Early aesthetic theory regarded art as an extention of our sensual preferences understood through universal concepts like beauty or sublimity. Reason from this standpoint played a central role in the interpretation of art and what was fit to call an aesthetic experience. Emmanual Kant's turn on this practacl interpretation of aesthetics appeared in "Critque of Pure Judgement" and has been regarded as one of his most influential contributions. Kant's interest in the divisions of the mind brought him to question what were the conditions needed for judgment to take place. Using the aesthetic experience as an example, he attempted to find a source of judgment that was common to all rational beings. He argued that aesthetic judgment did not rely on the use of reason, it came out of a deficiency within the faculty of reason that overwhelmed its ability to function. It is in this respect that an interest with merely describing beauty and sublimity as understood sensually were replaced by a concern for the rational subject as a unique potential of will.
Criticism from 20th century movements like Surrealism and Dadaism posed the question of whether the merit of art as a category served other purposes than signalling any clear distinction about what art represented.
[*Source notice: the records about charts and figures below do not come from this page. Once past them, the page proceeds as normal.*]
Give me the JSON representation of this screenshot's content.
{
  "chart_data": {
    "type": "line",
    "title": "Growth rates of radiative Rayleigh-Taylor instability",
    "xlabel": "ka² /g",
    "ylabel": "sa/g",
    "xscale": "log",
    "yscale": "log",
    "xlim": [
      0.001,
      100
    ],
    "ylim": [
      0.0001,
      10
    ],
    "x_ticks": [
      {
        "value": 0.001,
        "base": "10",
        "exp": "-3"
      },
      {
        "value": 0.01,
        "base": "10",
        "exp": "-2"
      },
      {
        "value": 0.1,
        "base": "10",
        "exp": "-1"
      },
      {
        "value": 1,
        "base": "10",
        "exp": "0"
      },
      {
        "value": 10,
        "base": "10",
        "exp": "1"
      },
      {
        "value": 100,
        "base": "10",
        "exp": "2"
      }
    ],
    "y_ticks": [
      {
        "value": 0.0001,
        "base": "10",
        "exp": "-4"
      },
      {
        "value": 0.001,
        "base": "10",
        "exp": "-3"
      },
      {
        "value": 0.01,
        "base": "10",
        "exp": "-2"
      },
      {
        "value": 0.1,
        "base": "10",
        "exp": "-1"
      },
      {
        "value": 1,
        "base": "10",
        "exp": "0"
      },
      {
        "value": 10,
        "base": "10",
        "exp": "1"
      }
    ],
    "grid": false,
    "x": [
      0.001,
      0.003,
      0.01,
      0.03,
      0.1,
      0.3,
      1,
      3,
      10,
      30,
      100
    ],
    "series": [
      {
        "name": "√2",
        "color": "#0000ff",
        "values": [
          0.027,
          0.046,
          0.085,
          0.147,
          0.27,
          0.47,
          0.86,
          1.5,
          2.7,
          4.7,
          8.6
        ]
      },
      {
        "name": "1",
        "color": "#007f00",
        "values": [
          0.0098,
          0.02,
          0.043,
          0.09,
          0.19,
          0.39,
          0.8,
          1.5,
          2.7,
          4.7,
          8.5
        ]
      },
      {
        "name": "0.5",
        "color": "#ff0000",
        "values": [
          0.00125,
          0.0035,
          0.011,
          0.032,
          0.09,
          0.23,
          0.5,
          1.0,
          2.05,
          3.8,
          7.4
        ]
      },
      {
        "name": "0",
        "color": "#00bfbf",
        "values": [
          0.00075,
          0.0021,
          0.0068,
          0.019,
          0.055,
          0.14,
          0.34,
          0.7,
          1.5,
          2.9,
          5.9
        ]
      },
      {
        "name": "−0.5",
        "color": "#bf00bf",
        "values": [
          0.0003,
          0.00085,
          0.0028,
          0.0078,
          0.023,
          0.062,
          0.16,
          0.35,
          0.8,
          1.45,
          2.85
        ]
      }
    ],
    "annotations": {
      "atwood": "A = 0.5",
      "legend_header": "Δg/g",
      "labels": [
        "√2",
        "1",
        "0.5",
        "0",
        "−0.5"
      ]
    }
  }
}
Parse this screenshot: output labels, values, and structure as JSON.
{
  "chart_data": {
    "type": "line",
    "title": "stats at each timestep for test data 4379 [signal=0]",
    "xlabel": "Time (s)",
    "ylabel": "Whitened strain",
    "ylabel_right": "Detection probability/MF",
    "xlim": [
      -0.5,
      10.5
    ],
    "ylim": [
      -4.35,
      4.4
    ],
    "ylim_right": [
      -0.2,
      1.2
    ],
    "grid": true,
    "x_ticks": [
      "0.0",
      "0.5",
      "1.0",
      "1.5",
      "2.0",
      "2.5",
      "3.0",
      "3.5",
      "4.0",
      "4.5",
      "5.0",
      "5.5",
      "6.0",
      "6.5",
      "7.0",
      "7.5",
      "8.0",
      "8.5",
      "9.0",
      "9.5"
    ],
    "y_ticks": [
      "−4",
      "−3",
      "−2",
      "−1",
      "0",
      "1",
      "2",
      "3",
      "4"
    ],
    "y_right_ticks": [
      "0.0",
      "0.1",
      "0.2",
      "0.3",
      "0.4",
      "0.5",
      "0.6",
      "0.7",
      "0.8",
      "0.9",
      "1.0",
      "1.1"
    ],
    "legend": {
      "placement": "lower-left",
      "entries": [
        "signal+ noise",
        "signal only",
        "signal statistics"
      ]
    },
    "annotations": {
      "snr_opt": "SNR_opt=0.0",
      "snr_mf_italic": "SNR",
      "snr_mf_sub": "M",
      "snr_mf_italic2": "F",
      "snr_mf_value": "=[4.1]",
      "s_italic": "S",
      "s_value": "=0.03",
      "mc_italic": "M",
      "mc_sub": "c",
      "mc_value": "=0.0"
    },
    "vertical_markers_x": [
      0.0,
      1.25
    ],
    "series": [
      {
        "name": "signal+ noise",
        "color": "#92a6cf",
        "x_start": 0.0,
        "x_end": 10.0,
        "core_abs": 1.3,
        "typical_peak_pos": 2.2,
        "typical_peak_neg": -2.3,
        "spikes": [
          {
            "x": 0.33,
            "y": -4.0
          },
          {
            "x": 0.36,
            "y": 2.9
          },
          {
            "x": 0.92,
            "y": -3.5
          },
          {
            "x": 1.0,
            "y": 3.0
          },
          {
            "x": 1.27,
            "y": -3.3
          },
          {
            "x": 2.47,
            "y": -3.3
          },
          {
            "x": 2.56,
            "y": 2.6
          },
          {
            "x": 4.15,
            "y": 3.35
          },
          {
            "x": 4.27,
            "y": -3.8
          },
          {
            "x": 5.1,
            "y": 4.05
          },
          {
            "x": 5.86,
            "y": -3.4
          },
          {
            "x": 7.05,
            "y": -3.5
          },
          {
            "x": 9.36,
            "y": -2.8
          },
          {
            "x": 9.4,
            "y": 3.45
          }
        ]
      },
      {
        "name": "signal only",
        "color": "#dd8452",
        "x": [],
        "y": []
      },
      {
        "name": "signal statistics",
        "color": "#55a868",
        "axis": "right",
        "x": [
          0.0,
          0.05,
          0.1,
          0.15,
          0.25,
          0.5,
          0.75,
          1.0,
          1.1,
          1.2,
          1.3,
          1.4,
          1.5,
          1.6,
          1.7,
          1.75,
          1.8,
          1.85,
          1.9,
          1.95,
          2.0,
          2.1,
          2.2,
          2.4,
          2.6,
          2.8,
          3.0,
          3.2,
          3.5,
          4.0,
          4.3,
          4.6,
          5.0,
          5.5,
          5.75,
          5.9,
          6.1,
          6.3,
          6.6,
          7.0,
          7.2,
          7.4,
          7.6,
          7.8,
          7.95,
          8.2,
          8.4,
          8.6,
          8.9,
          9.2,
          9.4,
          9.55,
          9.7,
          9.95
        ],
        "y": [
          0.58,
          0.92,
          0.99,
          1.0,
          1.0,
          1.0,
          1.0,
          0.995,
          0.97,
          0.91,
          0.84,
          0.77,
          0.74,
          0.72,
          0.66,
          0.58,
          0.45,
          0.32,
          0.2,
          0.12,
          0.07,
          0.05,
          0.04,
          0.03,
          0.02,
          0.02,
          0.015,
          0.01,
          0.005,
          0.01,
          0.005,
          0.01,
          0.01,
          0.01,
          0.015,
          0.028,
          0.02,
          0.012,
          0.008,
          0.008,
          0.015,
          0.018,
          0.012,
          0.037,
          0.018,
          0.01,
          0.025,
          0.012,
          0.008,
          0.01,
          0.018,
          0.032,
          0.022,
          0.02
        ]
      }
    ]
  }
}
Instead of regarding the interpretation of art externally as object or concept, there was suddenly a greater emphasis on the content of art as its meaning. Are our everyday experiences in the world significantly different from art, and if not what then does art represent? This question occupies many of the observations about art presented in Martin Heidegger Origins of the Work of Art. Heidegger attempts to establish an understanding of art that is not based on its reference to its substance or conceptual agreement but rather a view of artwork that "opens up in its own way the Being of beings" (p.165). Art, for Heidegger, granted access to this realm of being-in-the-world that was not reducible to any being but offered a description of a truely common condition. Alternatively, other 20th century thinkers turned away from a phenomenological description to render a practacle concern for art, its content and distritbution, along dialectical or historical materialist terms. Both Albert Marcuso and Walter Benjamin represent this view of a transcendental subject that is not based in reason but conditioned by the tension within a given historical context. Through an experience of aura or sublimation, the voice of the individual subject emerges but only by virtue of its repression.
While the phenomenology and critical theory may differ in their point of reference, both attempt to regard art in a way that counters the assumptions of an autonomous subject. Although there has been some contention concerning the end of art in itself, art nonetheless represents a unique possibility where a true respect for being can be formed.